Microsurgery can also enable surgeons to bypass blocked arteries in the brain after an attack of thrombosis by moving a neighbouring artery over and joining it to an artery beyond the one that is blocked.


Before an operation, a transfusion is given to correct any blood loss if necessary, after which the patient is given antibiotics, and X-rays are taken to assess the amount of damage. The amputated part is taken to the operating theatre where it is cleaned and key structures, such as arteries, veins, nerves and tendons are identified under the microscope. The amputated part is then rejoined, little by little, in a slow process.

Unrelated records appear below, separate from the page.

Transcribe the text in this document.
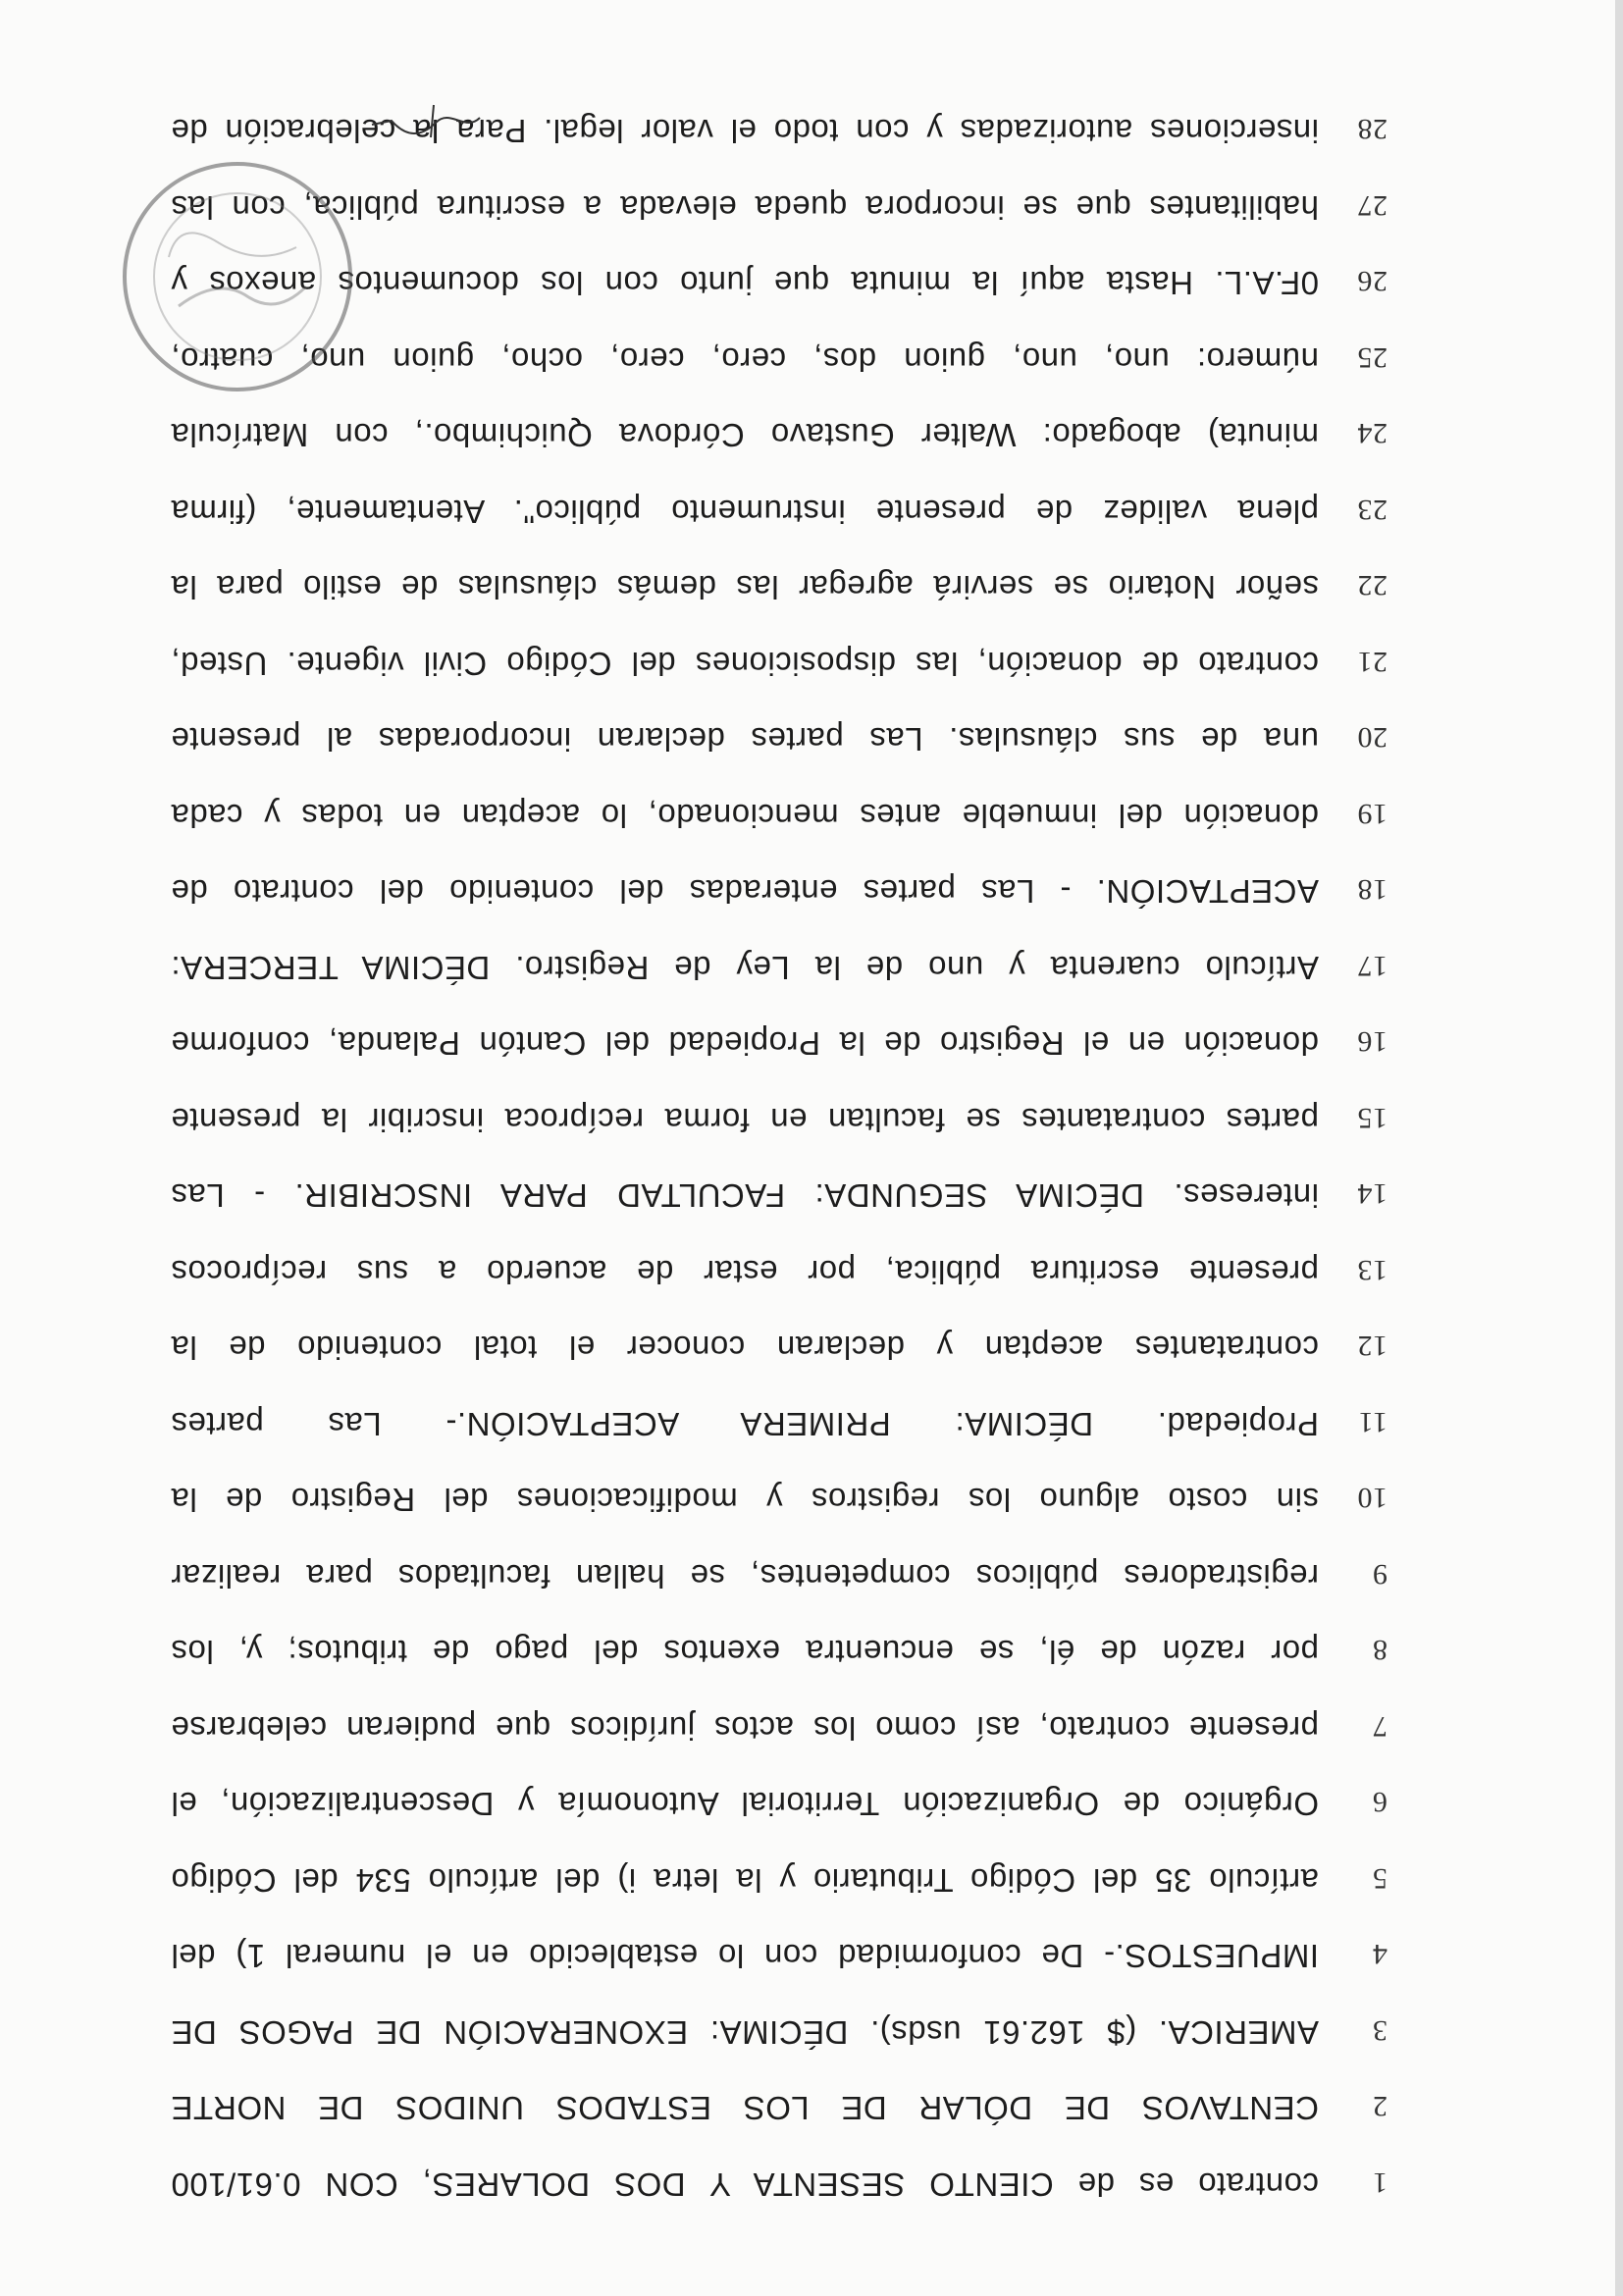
1
contrato es de CIENTO SESENTA Y DOS DOLARES, CON 0.61/100
2
CENTAVOS DE DÓLAR DE LOS ESTADOS UNIDOS DE NORTE
3
AMERICA. ($ 162.61 usds). DÉCIMA: EXONERACIÓN DE PAGOS DE
4
IMPUESTOS.- De conformidad con lo establecido en el numeral 1) del
5
artículo 35 del Código Tributario y la letra i) del artículo 534 del Código
6
Orgánico de Organización Territorial Autonomía y Descentralización, el
7
presente contrato, así como los actos jurídicos que pudieran celebrarse
8
por razón de él, se encuentra exentos del pago de tributos; y, los
9
registradores públicos competentes, se hallan facultados para realizar
10
sin costo alguno los registros y modificaciones del Registro de la
11
Propiedad. DÉCIMA: PRIMERA ACEPTACIÓN.- Las partes
12
contratantes aceptan y declaran conocer el total contenido de la
13
presente escritura pública, por estar de acuerdo a sus recíprocos
14
intereses. DÉCIMA SEGUNDA: FACULTAD PARA INSCRIBIR. - Las
15
partes contratantes se facultan en forma recíproca inscribir la presente
16
donación en el Registro de la Propiedad del Cantón Palanda, conforme
17
Artículo cuarenta y uno de la Ley de Registro. DÉCIMA TERCERA:
18
ACEPTACIÓN. - Las partes enteradas del contenido del contrato de
19
donación del inmueble antes mencionado, lo aceptan en todas y cada
20
una de sus cláusulas. Las partes declaran incorporadas al presente
21
contrato de donación, las disposiciones del Código Civil vigente. Usted,
22
señor Notario se servirá agregar las demás cláusulas de estilo para la
23
plena validez de presente instrumento público". Atentamente, (firma
24
minuta) abogado: Walter Gustavo Córdova Quichimbo., con Matrícula
25
número: uno, uno, guion dos, cero, cero, ocho, guion uno, cuatro,
26
0F.A.L. Hasta aquí la minuta que junto con los documentos anexos y
27
habilitantes que se incorpora queda elevada a escritura pública, con las
28
inserciones autorizadas y con todo el valor legal. Para la celebración de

After the operation, anticoagulant drugs are given to prevent blood clots, which may form due to slight narrowing of the artery and loss of the smooth lining at the join as a result of scar tissue. It will be obvious within a couple of weeks whether the re-attached part is going to survive.


It is usually several months before the full success of the operation can be gauged in terms of restoration of normal function. Some patients regain movement and sensation and are able to return to work in a matter of months.

Others have to endure months or years of swelling, stiffness and pain. About half of all patients need more surgery to help them achieve the best possible function. However, future refinements in a technique may make this less necessary.